Lovers of bad cinema are a masochistic breed. We ask ourselves a fundamental question, why watch a bad movie when we could watch a good one instead? The answer: it’s a giddy thrill seeing so many people work together to create an epic failure. We delight in the hilarious incongruity between ambition and execution in the worst of the worst film has to offer. And sometimes, as we dig through the morass of wretchedness, we unearth a rare gem of a film that has gone full circle and completed the journey from being plain old bad to so-bad-it’s good. This we call Fine Cheese.
Isn’t creating a film that inspires laughs and entertains despite its total failure as art a kind of artistry? The answer is no. But — what the heck, I invite you to kill some time with me and sample a specimen of gourmet fromage: American Ninja 2: The Confrontation.

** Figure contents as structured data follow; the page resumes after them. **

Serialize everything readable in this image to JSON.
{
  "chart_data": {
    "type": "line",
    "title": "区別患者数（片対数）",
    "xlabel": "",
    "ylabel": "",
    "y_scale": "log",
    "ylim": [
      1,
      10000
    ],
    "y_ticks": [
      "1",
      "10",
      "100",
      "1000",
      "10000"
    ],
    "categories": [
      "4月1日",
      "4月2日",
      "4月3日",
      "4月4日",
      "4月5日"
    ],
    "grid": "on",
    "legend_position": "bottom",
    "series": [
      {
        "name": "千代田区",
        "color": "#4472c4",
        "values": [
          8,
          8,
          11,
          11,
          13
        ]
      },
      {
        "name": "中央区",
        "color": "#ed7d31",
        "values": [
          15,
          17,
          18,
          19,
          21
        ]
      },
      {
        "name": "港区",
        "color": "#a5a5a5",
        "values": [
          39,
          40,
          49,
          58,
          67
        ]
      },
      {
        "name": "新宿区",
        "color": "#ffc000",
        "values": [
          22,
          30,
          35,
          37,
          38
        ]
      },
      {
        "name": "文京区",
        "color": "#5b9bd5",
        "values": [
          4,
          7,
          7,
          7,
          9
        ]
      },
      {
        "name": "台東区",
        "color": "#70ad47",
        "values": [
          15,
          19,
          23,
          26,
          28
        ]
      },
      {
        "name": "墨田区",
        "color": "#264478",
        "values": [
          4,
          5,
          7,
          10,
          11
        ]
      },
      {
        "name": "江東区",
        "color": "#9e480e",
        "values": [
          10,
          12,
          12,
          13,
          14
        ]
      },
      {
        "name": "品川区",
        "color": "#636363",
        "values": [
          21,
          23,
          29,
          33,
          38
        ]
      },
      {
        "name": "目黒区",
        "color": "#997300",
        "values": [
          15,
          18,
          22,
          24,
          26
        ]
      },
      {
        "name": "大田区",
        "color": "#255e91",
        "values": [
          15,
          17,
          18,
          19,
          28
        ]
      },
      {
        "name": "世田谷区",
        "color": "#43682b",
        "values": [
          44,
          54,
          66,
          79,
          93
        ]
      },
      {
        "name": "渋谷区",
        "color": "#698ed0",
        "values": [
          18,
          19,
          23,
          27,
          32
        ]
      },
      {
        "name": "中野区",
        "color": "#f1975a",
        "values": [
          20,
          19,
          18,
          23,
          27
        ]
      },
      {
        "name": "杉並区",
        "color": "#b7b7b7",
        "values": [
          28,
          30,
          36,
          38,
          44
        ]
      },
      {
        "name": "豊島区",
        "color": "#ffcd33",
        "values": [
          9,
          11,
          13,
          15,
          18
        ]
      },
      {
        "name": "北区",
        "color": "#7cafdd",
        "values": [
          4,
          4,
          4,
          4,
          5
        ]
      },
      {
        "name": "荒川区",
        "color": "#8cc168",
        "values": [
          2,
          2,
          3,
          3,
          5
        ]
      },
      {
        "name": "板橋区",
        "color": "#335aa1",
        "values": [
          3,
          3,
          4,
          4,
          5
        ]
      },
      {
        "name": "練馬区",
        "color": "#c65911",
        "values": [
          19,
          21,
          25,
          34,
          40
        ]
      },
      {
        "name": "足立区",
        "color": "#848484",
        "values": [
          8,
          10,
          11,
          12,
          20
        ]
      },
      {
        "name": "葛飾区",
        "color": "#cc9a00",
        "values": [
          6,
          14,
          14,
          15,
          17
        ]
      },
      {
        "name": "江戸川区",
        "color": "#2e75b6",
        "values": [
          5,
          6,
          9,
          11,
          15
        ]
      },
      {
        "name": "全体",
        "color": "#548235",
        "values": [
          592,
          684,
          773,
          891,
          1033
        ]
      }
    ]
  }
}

If this post is well-received, expect other samples of Fine Cheese to follow.
Arch-Villain, The Lion
On a remote Caribbean island, dastardly supervillian ‘The Lion’ kidnaps Professor Sanborn and uses the kindly scientist’s cancer research to create an army of genetically enhanced Super Ninjas to guard The Lion’s drug dealing operation. When The Lion captures some U.S. marines to add to his ever-growing cadre of mutant ninjas, Army Ranger/Master Ninja Joe Armstrong (Michael Dudikoff) is called upon to investigate the disappearances and thwart the Lion’s nefarious designs.
Why it’s Fine Cheese:
The Lion’s convoluted and nonsensical plot lands American Ninja 2 firmly in the cheesily hilarious column. I’m no Caribbean druglord but I’m pretty sure there are simpler ways to protect your business than by capturing a professor and manipulating his cancer research to produce genetically perfect ninjas “stronger than a ten ton crane.”
It doesn’t help matters that throughout the film The Lion’s perfect specimens of ninja excellence prove time and time again how comically inept they are. Joe Armstrong bests the ninjas mainly through blind luck and the ninjas’ chronic inability to not kill one another when trying to stop our hero.

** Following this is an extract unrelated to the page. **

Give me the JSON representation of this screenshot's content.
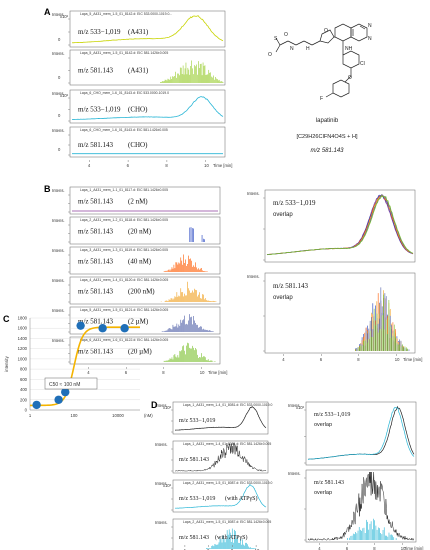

Late in the movie, The Lion gives a baffling demonstration in an attempt to show-off how deadly his Super Ninjas can be. Instead, it only serves to highlight what piss-poor Ninjustu skills they possess. The Ninjas perform a choreographed routine that resembles something found on the cutting-room floor of a Justin Bieber dance party music video.
Then, The Lion makes the odd choice of ending his demonstration by having his righthand man effortlessly kill the majority of the Super Ninjas.
Despite their performance proving conclusively that the Super Ninjas aren’t fit to be the late night guards of a Taco Bell franchise, The Lion’s potential buyers view the exhibition as a resounding success.
The title for starters. The film lures the audience in with its tantalizing subtitle: The Confrontation. It’s a bold promise that at some point in this film there will be a confrontation of some-kind.
After an ambush on the beach, Joe Armstrong and his compatriot Curtis Jackson (the awesome Steve James not Fiddy Cent) evade their ninja pursuers by jumping from a fifty foot cliff. The film’s editor rescues the duo by depositing them light-as-a-feather into the speedboat of some fellow marines.
Wild Bill explains why he wears a sleeve-less Hawaiin shirt and why none of the marines wear uniforms. It appears certain “radical left-wing elements” have it in for the marines so they dress in plain-clothes. It has nothing at all to do with film’s budgetary constraints not provisioning enough to costume the actors in proper uniforms.